At least until the final episode, which I thought sent the series out on a high, dealing with the different experiences of the veterans, and their different attitudes. The return to work, the search for women, the attempt to understand survival, and to fit back in to the community and civilian life. These are common themes I suppose of people returning from war, but they were handled effectively, especially Sledge’s experiences at the Polytechnic when he explained to the young lady behind the desk what the Marine Corps had trained him to do, and then his relationship with his parents.

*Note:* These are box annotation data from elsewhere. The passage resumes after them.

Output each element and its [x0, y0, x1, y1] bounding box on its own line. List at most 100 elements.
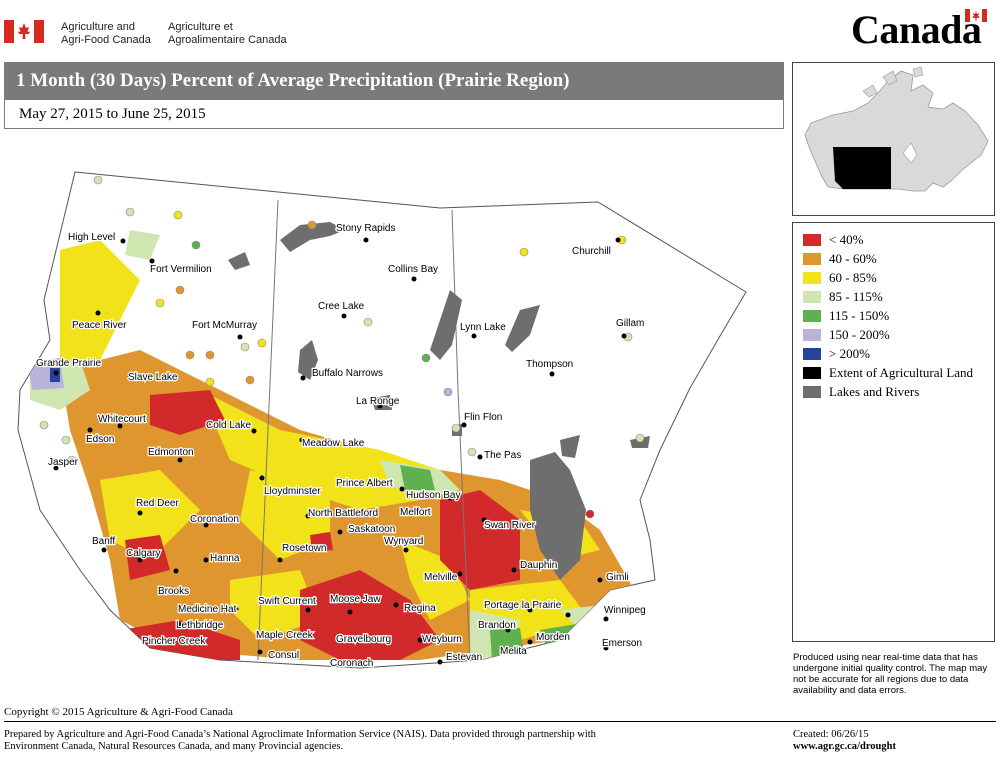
legend-label: < 40%: [829, 232, 864, 247]
footer-divider: [4, 721, 996, 722]
city-label: Coronation: [190, 514, 239, 525]
city-label: Collins Bay: [388, 264, 438, 275]
legend-swatch: [803, 329, 821, 341]
city-label: High Level: [68, 232, 115, 243]
department-name-french: Agriculture et Agroalimentaire Canada: [168, 21, 298, 47]
legend-item: 150 - 200%: [803, 327, 890, 343]
city-label: Brandon: [478, 620, 516, 631]
city-label: Gravelbourg: [336, 634, 391, 645]
city-label: Melfort: [400, 507, 431, 518]
canada-locator-map: [804, 66, 989, 192]
website-link[interactable]: www.agr.gc.ca/drought: [793, 741, 896, 752]
station-markers: [39, 175, 645, 519]
department-en-line2: Agri-Food Canada: [61, 34, 151, 46]
department-fr-line1: Agriculture et: [168, 21, 233, 33]
precipitation-map: High Level Fort Vermilion Peace River Fo…: [17, 171, 747, 671]
date-range: May 27, 2015 to June 25, 2015: [19, 106, 206, 122]
city-label: Gillam: [616, 318, 644, 329]
legend-item: 60 - 85%: [803, 270, 877, 286]
city-label: Coronach: [330, 658, 373, 669]
legend: < 40% 40 - 60% 60 - 85% 85 - 115% 115 - …: [792, 222, 995, 642]
city-label: Swan River: [484, 520, 536, 531]
legend-item: Extent of Agricultural Land: [803, 365, 973, 381]
city-label: Estevan: [446, 652, 482, 663]
city-markers: [53, 237, 627, 665]
city-label: Cree Lake: [318, 301, 365, 312]
created-date: Created: 06/26/15: [793, 729, 869, 740]
legend-label: 40 - 60%: [829, 251, 877, 266]
city-label: Dauphin: [520, 560, 557, 571]
city-label: Moose Jaw: [330, 594, 381, 605]
legend-item: > 200%: [803, 346, 870, 362]
legend-item: 115 - 150%: [803, 308, 889, 324]
city-label: Consul: [268, 650, 299, 661]
legend-item: < 40%: [803, 232, 863, 248]
city-label: Rosetown: [282, 543, 326, 554]
city-label: Meadow Lake: [302, 438, 365, 449]
legend-label: > 200%: [829, 346, 870, 361]
city-label: Jasper: [48, 457, 79, 468]
disclaimer: Produced using near real-time data that …: [793, 652, 988, 696]
legend-item: Lakes and Rivers: [803, 384, 919, 400]
province-boundaries: [257, 199, 471, 661]
city-label: Maple Creek: [256, 630, 314, 641]
city-label: Calgary: [126, 548, 160, 559]
legend-swatch: [803, 367, 821, 379]
department-name-english: Agriculture and Agri-Food Canada: [61, 21, 161, 47]
city-label: Lethbridge: [176, 620, 224, 631]
legend-label: 85 - 115%: [829, 289, 883, 304]
legend-swatch: [803, 272, 821, 284]
city-label: Fort McMurray: [192, 320, 257, 331]
city-label: Swift Current: [258, 596, 316, 607]
city-label: Cold Lake: [206, 420, 251, 431]
city-label: Slave Lake: [128, 372, 178, 383]
city-label: Winnipeg: [604, 605, 646, 616]
legend-swatch: [803, 291, 821, 303]
city-label: Emerson: [602, 638, 642, 649]
canada-flag-icon: [4, 20, 44, 43]
city-label: Pincher Creek: [142, 636, 206, 647]
date-range-box: [4, 99, 784, 129]
legend-swatch: [803, 348, 821, 360]
legend-label: Extent of Agricultural Land: [829, 365, 974, 380]
city-label: Thompson: [526, 359, 573, 370]
prairie-region-highlight: [833, 147, 891, 189]
city-label: La Ronge: [356, 396, 400, 407]
city-label: Flin Flon: [464, 412, 502, 423]
city-label: Hanna: [210, 553, 240, 564]
credits: Prepared by Agriculture and Agri-Food Ca…: [4, 729, 704, 753]
legend-swatch: [803, 253, 821, 265]
wordmark-flag-icon: [965, 9, 987, 22]
city-label: Wynyard: [384, 536, 423, 547]
city-label: Banff: [92, 536, 115, 547]
lakes-and-rivers: [228, 222, 650, 580]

Maybe part of my different reaction is due to the smaller number of veterans interviewed, inevitable after another decade had taken its toll. But watching the documentary at the end of Band of Brothers I think did re-cast the experience of the previous episodes and give them an added depth, that the lack of a similar one for The Pacific failed to do. This could of course be Sky’s fault for not showing it if it exists. One quick point about some of the spin coming from Hanks and co, that I alluded to before, which was the point about the programme reflecting a racial element to the struggle. I still felt this was dealt with in a tokenistic manner, and there is of course the question of whether thinking that the word “japs” is automatically more racist than “krauts” during wartime. This is not to deny that there was a large racial element in the conduct of the war, just to say that didn’t come out as strongly as expected from the hype. Despite the strong finish, it’s hard not to agree with Bakunin’s comment on the previous thread where he said:

I’m six episodes in and I think it is nowhere near as good as BoB. The acting, stories, and writing are not as sharp nor interesting. I think The Pacific drops off the longer it goes on.

Which is a shame. None of us can deny the importance of the sacrifice of those who fought against fascism in whatever theatre and in whatever way, and that it is a good thing to see their experiences recorded in this way. It’s just unfortunate to come away feeling that it could have been done better given what we had seen this team do before with Band of Brothers. I felt there were more interesting stories lurking there that failed to come out because of the decision of the producers to concentrate on a much smaller number of men.